On Body and Soul is the impeccably crafted winner of the 2017 Berlin Film Festival.Two strangers have the same dream every night, they meet as deer in a forest and eventually fall in love. When they run into each other in real life, they search for the love they experience unconsciously. The reality of their introverted personalities and their surroundings make it hard to establish that same connection.This unconventional love story is passionately told by Hungary’s best director, Ildikó Enyedi. Before it, she had taken an 18-year break from making movies, something that kind of makes sense when you watch On Body and Soul. That break was probably the only way to come up with something as thoughtful and creative as this.
A heartwarming and (ironically) heartbreaking indie film based around the lives of Mary, an 8-year old girl from Australia, and her pen pal Max, a 44-year old man from America. The film follows these two as they deal with life's complications, from the perspective of a child and an autistic man. One of the most riveting and diverse films I've seen, with many joyous moments and cold plot twists. Would recommend 8 condensed milks out of 10.

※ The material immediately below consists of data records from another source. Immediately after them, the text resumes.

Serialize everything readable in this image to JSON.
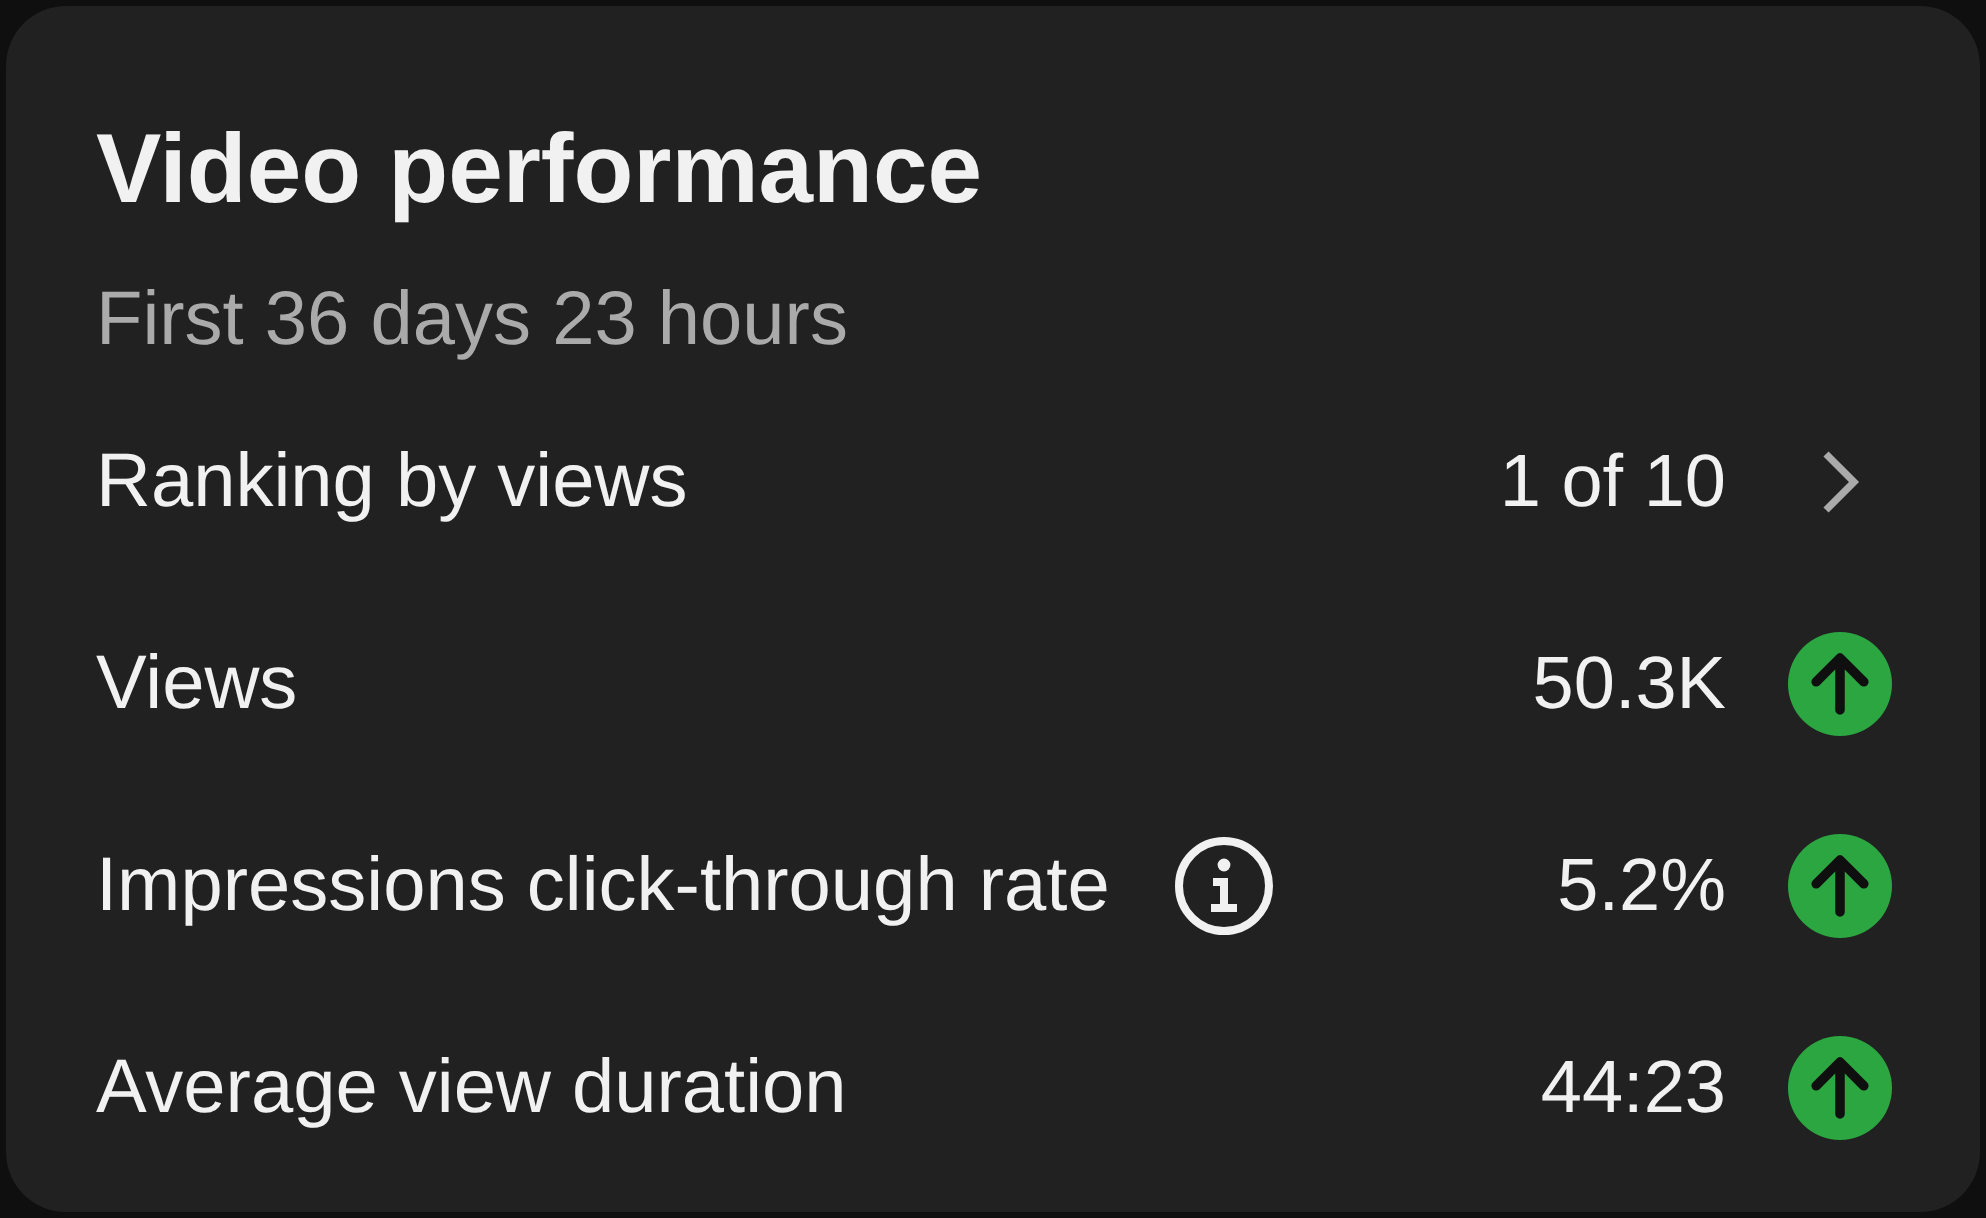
{
  "card": {
    "title": "Video performance",
    "subtitle": "First 36 days 23 hours",
    "rows": [
      {
        "kind": "ranking",
        "label": "Ranking by views",
        "value": "1 of 10",
        "info": false
      },
      {
        "kind": "metric",
        "label": "Views",
        "value": "50.3K",
        "info": false,
        "rising": true
      },
      {
        "kind": "metric",
        "label": "Impressions click-through rate",
        "value": "5.2%",
        "info": true,
        "rising": true
      },
      {
        "kind": "metric",
        "label": "Average view duration",
        "value": "44:23",
        "info": false,
        "rising": true
      }
    ]
  }
}
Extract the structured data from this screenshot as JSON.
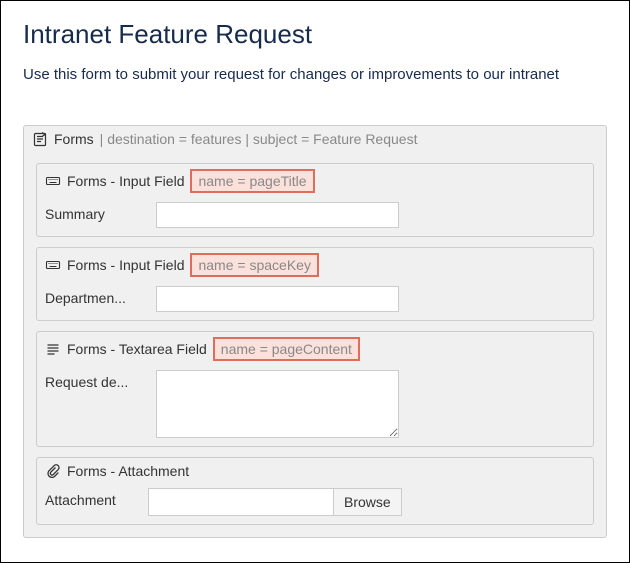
{
  "page": {
    "title": "Intranet Feature Request",
    "subtitle": "Use this form to submit your request for changes or improvements to our intranet"
  },
  "form_macro": {
    "label": "Forms",
    "params_text": "| destination = features | subject = Feature Request"
  },
  "fields": {
    "summary": {
      "macro_label": "Forms - Input Field",
      "param_text": "name = pageTitle",
      "label": "Summary",
      "value": ""
    },
    "department": {
      "macro_label": "Forms - Input Field",
      "param_text": "name = spaceKey",
      "label": "Departmen...",
      "value": ""
    },
    "request": {
      "macro_label": "Forms - Textarea Field",
      "param_text": "name = pageContent",
      "label": "Request de...",
      "value": ""
    },
    "attachment": {
      "macro_label": "Forms - Attachment",
      "label": "Attachment",
      "value": "",
      "browse_label": "Browse"
    }
  }
}
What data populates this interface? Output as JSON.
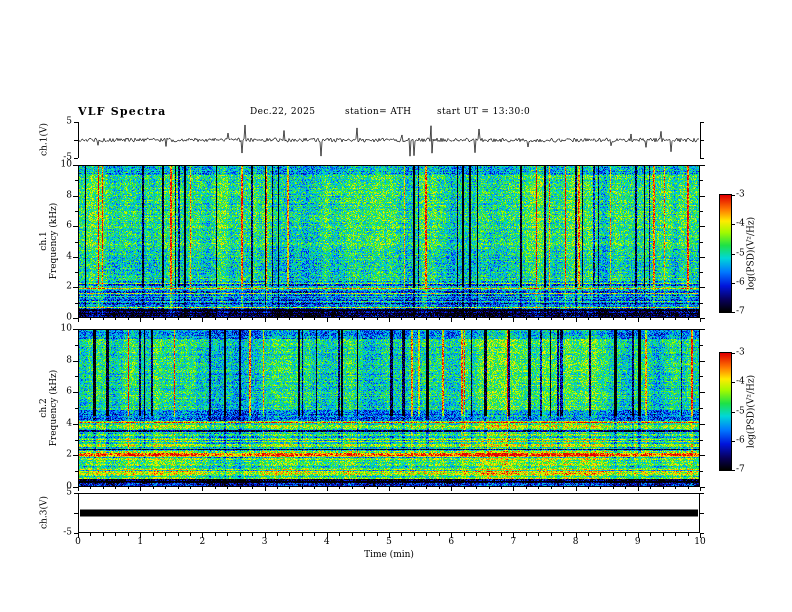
{
  "header": {
    "title": "VLF Spectra",
    "date": "Dec.22, 2025",
    "station": "station= ATH",
    "start_ut": "start UT =   13:30:0"
  },
  "panels": {
    "wave1": {
      "name": "ch.1(V)",
      "ytop": "5",
      "ybottom": "-5"
    },
    "spec1": {
      "channel": "ch.1",
      "ylabel": "Frequency (kHz)",
      "yticks": [
        "10",
        "8",
        "6",
        "4",
        "2",
        "0"
      ]
    },
    "spec2": {
      "channel": "ch.2",
      "ylabel": "Frequency (kHz)",
      "yticks": [
        "10",
        "8",
        "6",
        "4",
        "2",
        "0"
      ]
    },
    "wave3": {
      "name": "ch.3(V)",
      "ytop": "5",
      "ybottom": "-5"
    }
  },
  "xaxis": {
    "label": "Time (min)",
    "ticks": [
      "0",
      "1",
      "2",
      "3",
      "4",
      "5",
      "6",
      "7",
      "8",
      "9",
      "10"
    ]
  },
  "colorbars": {
    "label": "log(PSD)(V²/Hz)",
    "ticks": [
      "-3",
      "-4",
      "-5",
      "-6",
      "-7"
    ]
  },
  "chart_data": [
    {
      "type": "line",
      "panel": "ch.1(V) waveform",
      "xlim_min": [
        0,
        10
      ],
      "ylim_V": [
        -5,
        5
      ],
      "description": "Broadband noisy voltage trace centered near 0 V with frequent impulsive spikes reaching toward ±5 V across the full 10 minutes."
    },
    {
      "type": "heatmap",
      "panel": "ch.1 spectrogram",
      "xlabel": "Time (min)",
      "ylabel": "Frequency (kHz)",
      "xlim_min": [
        0,
        10
      ],
      "ylim_kHz": [
        0,
        10
      ],
      "zlabel": "log(PSD)(V²/Hz)",
      "zlim": [
        -7,
        -3
      ],
      "description": "Dense speckle, mostly green/cyan (~ -5) above 2 kHz with many vertical dark-blue/black dropout streaks and sporadic red (~ -3.5) burst columns; darker blue band 0.5-2 kHz; near-black horizontal band below ~0.5 kHz with thin bright horizontal lines near the bottom."
    },
    {
      "type": "heatmap",
      "panel": "ch.2 spectrogram",
      "xlabel": "Time (min)",
      "ylabel": "Frequency (kHz)",
      "xlim_min": [
        0,
        10
      ],
      "ylim_kHz": [
        0,
        10
      ],
      "zlabel": "log(PSD)(V²/Hz)",
      "zlim": [
        -7,
        -3
      ],
      "description": "Green/cyan speckle with strong vertical dark streaks above ~4.5 kHz; a darker band near 4.2-4.8 kHz; below 4 kHz dominated by bright yellow-green horizontal banding with a reddish line near 2 kHz; near-black band below ~0.4 kHz."
    },
    {
      "type": "line",
      "panel": "ch.3(V) waveform",
      "xlim_min": [
        0,
        10
      ],
      "ylim_V": [
        -5,
        5
      ],
      "description": "Saturated flat trace rendered as a thick solid black bar at about 0 V for the entire record."
    }
  ]
}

When asked about this film, Quentin Tarantino goes so far as to say, “If there’s any movie that’s been made since I’ve been making movies that I wish I had made, it’s that one.” Kinji Fukasaku’s cult classic follows an alternative reality set in Japan, where a random high school class is forced onto a remote island to fight to the death. While it does follow the quintessential ‘only one shall leave’ scenario (complete with over-the-top, almost comedic murder scenes), the raw emotion and character depth cuts far deeper than traditional action thrillers. The film will leave you out of breath but still satisfied with how the narrative plays out.